Don’t get me wrong; they’re not absolute experimental conceptual nut jobs; their music has its feet firmly planted in various musical traditions of these (and no doubt other) isles, but the overall effect is almost otherworldly.
‘The Angel’ introduces some first class harmonies and fingerpicking, suggestive of a fairly accomplished folk pop ensemble, but by the large scale choral gloriousness of ‘Move Eastward Happy Earth’ it seems North Sea Radio Orchestra are as much influenced by hymns sung in airy school assembly halls and nights at the opera as they are by the current scene (wherever/whatever that is). By ‘Now Welcom Somer’, as the album approaches its end, you’ll be concerned that you might wake up seven years older, with hazy memories of impossible colours, tastes and smells.

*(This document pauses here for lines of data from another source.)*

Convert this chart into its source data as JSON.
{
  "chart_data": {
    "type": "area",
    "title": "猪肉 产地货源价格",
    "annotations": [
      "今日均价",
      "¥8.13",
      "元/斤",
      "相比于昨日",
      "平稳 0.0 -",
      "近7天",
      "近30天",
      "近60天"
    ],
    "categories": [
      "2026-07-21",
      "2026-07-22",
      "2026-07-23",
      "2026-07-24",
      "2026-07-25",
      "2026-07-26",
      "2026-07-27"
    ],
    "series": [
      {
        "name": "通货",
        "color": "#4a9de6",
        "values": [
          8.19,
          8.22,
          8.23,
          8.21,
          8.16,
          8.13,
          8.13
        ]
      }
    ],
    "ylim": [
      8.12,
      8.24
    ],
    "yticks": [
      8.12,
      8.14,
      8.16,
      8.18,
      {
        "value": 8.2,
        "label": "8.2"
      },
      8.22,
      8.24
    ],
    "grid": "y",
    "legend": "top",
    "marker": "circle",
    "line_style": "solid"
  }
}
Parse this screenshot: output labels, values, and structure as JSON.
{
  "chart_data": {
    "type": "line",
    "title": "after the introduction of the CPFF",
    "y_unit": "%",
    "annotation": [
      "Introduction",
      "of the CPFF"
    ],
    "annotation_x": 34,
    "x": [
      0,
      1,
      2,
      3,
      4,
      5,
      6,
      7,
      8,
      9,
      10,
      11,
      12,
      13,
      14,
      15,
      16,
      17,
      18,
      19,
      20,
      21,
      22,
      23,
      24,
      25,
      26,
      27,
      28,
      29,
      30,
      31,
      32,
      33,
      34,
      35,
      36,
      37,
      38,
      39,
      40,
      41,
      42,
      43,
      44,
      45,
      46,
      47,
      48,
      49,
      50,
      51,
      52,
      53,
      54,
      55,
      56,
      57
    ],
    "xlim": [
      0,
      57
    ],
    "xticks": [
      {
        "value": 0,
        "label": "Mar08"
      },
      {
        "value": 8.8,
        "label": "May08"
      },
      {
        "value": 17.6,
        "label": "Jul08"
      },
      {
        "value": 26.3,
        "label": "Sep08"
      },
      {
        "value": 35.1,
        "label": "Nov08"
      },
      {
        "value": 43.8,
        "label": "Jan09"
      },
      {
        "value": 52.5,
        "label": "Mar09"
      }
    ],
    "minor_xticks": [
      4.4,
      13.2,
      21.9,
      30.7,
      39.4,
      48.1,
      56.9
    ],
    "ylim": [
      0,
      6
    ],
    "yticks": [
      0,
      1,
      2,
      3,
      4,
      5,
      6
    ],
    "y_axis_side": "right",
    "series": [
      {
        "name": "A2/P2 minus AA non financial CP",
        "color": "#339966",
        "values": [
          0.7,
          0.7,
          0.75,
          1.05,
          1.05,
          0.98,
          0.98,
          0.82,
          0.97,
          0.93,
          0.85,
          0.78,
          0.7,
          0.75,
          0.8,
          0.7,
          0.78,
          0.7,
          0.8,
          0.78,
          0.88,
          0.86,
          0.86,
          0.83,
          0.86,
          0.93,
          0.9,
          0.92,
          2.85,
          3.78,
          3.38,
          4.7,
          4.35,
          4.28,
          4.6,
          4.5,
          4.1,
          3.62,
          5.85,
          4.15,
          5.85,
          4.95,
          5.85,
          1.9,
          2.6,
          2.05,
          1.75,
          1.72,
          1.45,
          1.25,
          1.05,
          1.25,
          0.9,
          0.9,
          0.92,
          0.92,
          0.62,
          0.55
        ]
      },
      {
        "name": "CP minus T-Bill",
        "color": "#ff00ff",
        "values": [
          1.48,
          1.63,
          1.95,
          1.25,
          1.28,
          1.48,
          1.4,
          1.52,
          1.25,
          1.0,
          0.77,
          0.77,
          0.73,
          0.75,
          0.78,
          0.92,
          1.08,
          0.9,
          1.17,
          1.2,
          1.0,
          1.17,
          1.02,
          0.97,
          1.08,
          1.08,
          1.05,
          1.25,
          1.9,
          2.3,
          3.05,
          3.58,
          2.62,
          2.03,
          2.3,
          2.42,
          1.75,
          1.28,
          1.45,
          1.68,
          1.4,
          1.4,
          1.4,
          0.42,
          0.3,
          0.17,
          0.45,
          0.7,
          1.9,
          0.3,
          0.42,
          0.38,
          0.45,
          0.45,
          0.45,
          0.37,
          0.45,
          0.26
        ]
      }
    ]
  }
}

Wonderfully rich instrumentals like ‘Copt Gilders’ and ‘Harbour Wall’ would sound very filmic but for the fact that there’s perhaps too much going on for the music to be suitable as a backdrop – the melodies are played out over lush layers of strings, horns and subtle percussion, evoking a sense of Englishness which isn’t necessarily limited to the rural, despite the obvious associations of folk music, because of the closer proximity to classical arrangements over more obvious pop or folk forms. (Their MySpace amusingly locates them in London/Wessex.)
‘A poison Tree’, probably the most recognisable of three William Blake-inspired numbers present here, is a real delight, and much less wilfully sombre than the work of folks whom Blake usually tends to inspire (Sonne Hagal and Julian Cope are the ones that come to mind).
Indeed, the frequent levity of spirit could be something that limited ‘Birds’ somewhat, but this album is called ‘Birds’ isn’t it? And they’re not all turkeys and vultures. In fact, neither rear their ugly heads here, though the album does remain the right side of odd, and doesn’t let the evident ability of its various contributors get in the way of the grand scheme of things. Crucially, never does it sink into self-indulgence.
Sharron Fortnam’s voice is a powerful weapon here, too, and sparingly used; she could sing you a bad-news bus timetable while you were stranded in a hailstorm and it wouldn’t piss you off.
God knows how it manages to sound so contemporary, but somehow it pushes it. Perhaps it’s the twists and turns in Craig Fortnam’s expert guitar-lines, which betray a playful penchant for prog, or perhaps it’s just that – as I’ve mentioned once or twice – nobody else around here really sounds like North Sea Radio Orchestra: if they’d been doing this in the 60s you can bet a lot more people would be doing it now.